REPUBLIKA.CO.ID, JAKARTA -- Mantan Wakil Menteri Hukum dan Hak Asasi Manusia (Wamenkumham) Denny Indrayana ditetapkan sebagai tersangka oleh Bareskrim Mabes Polri. Banyak yang meragukan prosedur peningkatan status ini karena dianggap sebagai upaya kriminalisasi pendukung KPK.

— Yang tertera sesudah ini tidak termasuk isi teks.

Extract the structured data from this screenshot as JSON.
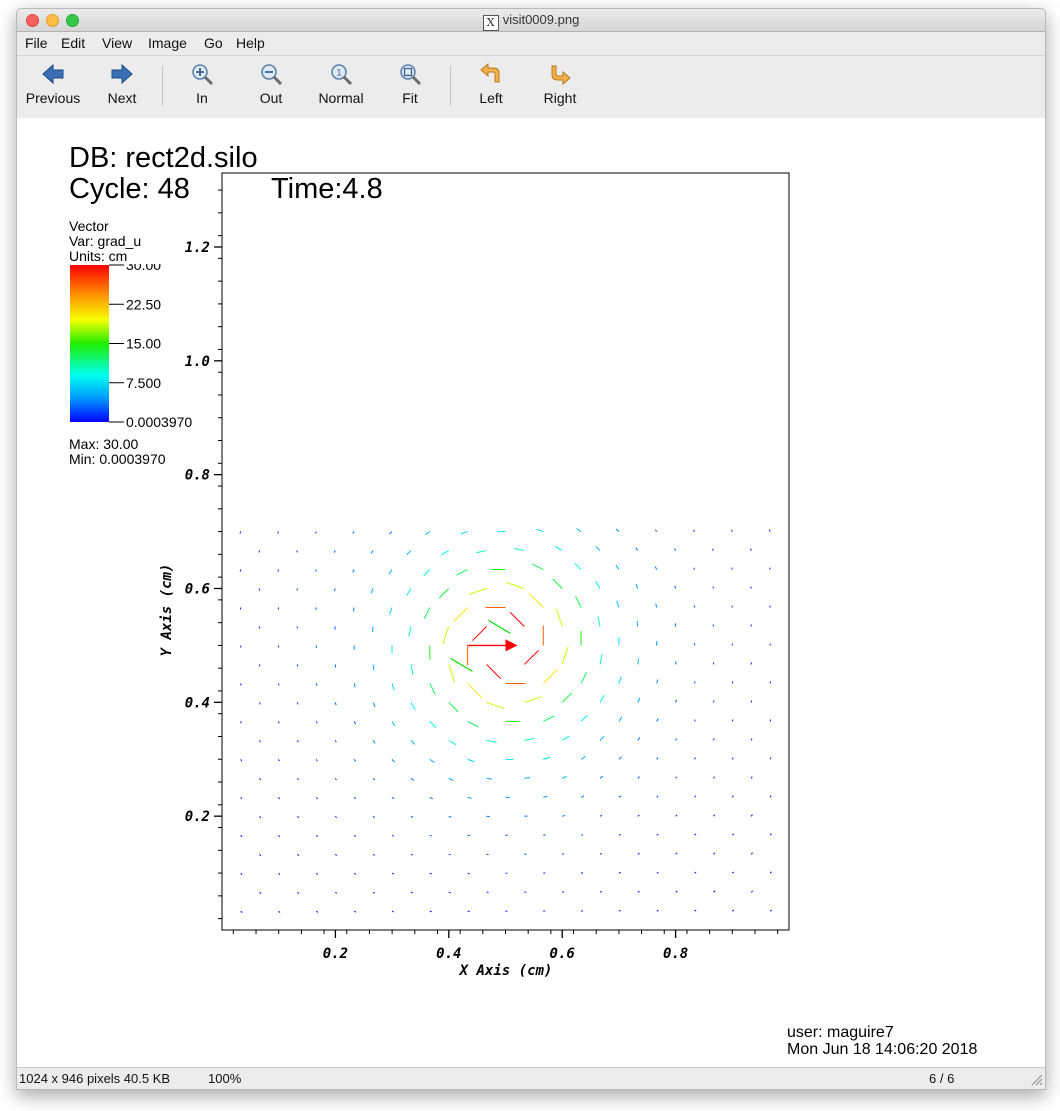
{
  "window": {
    "title": "visit0009.png"
  },
  "menu": [
    "File",
    "Edit",
    "View",
    "Image",
    "Go",
    "Help"
  ],
  "toolbar": {
    "previous": "Previous",
    "next": "Next",
    "zoom_in": "In",
    "zoom_out": "Out",
    "normal": "Normal",
    "fit": "Fit",
    "rotate_left": "Left",
    "rotate_right": "Right"
  },
  "plot": {
    "db": "DB: rect2d.silo",
    "cycle": "Cycle: 48",
    "time": "Time:4.8",
    "legend": {
      "type": "Vector",
      "var": "Var: grad_u",
      "units": "Units: cm",
      "max": "Max:  30.00",
      "min": "Min:  0.0003970",
      "ticks": [
        "30.00",
        "22.50",
        "15.00",
        "7.500",
        "0.0003970"
      ]
    },
    "user": "user: maguire7",
    "timestamp": "Mon Jun 18 14:06:20 2018"
  },
  "chart_data": {
    "type": "vector",
    "xlabel": "X Axis  (cm)",
    "ylabel": "Y Axis  (cm)",
    "xlim": [
      0.0,
      1.0
    ],
    "ylim": [
      0.0,
      1.33
    ],
    "x_ticks": [
      "0.2",
      "0.4",
      "0.6",
      "0.8"
    ],
    "y_ticks": [
      "0.2",
      "0.4",
      "0.6",
      "0.8",
      "1.0",
      "1.2"
    ],
    "color_range": [
      0.000397,
      30.0
    ],
    "peak_vector": {
      "x": 0.5,
      "y": 0.5,
      "magnitude": 30.0,
      "direction": "+x"
    },
    "colors": {
      "high": "#ff0000",
      "mid": "#00e000",
      "low": "#0000ff"
    }
  },
  "status": {
    "info": "1024 x 946 pixels  40.5 KB",
    "zoom": "100%",
    "page": "6 / 6"
  }
}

Menurut Guru Besar Hukum Pidana dari Universitas Indonesia Chudry Sitompul prosedur yang dilakukan kepolisian tepat jika bukti permulaan memang sudah dikumpulkan. "Kita lihat apa polisi sudah punya bukti terhadap Denny," kata Chudry saat dihubungi ROL, Rabu (25/3).

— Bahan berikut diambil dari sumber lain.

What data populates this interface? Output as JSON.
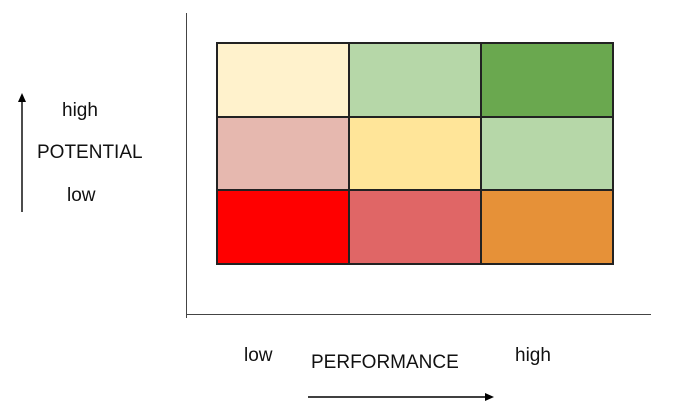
{
  "y_axis": {
    "high_label": "high",
    "title": "POTENTIAL",
    "low_label": "low"
  },
  "x_axis": {
    "low_label": "low",
    "title": "PERFORMANCE",
    "high_label": "high"
  },
  "matrix": {
    "rows": [
      {
        "cells": [
          {
            "color": "#fff2cc"
          },
          {
            "color": "#b6d7a8"
          },
          {
            "color": "#6aa84f"
          }
        ]
      },
      {
        "cells": [
          {
            "color": "#e6b8af"
          },
          {
            "color": "#ffe599"
          },
          {
            "color": "#b6d7a8"
          }
        ]
      },
      {
        "cells": [
          {
            "color": "#ff0000"
          },
          {
            "color": "#e06666"
          },
          {
            "color": "#e69138"
          }
        ]
      }
    ]
  }
}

Ia mengatakan bukti permulaan yang dibutuhkan adalah laporan pengaduan dan data-data kerugian keuangan. Jika hal itu sudah dipenuhi kepolisian, berarti penetapan Denny memang ada dasarnya.
Chudri menyebutkan aparat penegak hukum juga tidak mungkin gegabah dalam menetapkan status kalau tidak ada data yang benar.
Kalau bukti yang didapat sudah kuat maka pantas status Denny dinaikkan menjadi tersangka. Oleh karena itu polisi harus bisa membuktikan bukti itu dalam persidangan nanti.
Sebelumnya Bareskrim Mabes Polri menetapkan status tersangka kepada Denny, Selasa (24/3) kemarin. Hal ini setelah dilakukan pemeriksaan terhadap 21 saksi dan analisis bukti dokumen yang disita penyidik.
Denny disangkakan melanggar Pasal 2 ayat 1, Pasal 3, Pasal 23 Undang-Undang RI Tahun 1999 sebagaimana diubah dengan Undang-undang nomor 31 Tahun 1999 Pasal 421 juncto Pasal 55 ayat 1 ke 1 tentang Tindak Pidana Korupsi.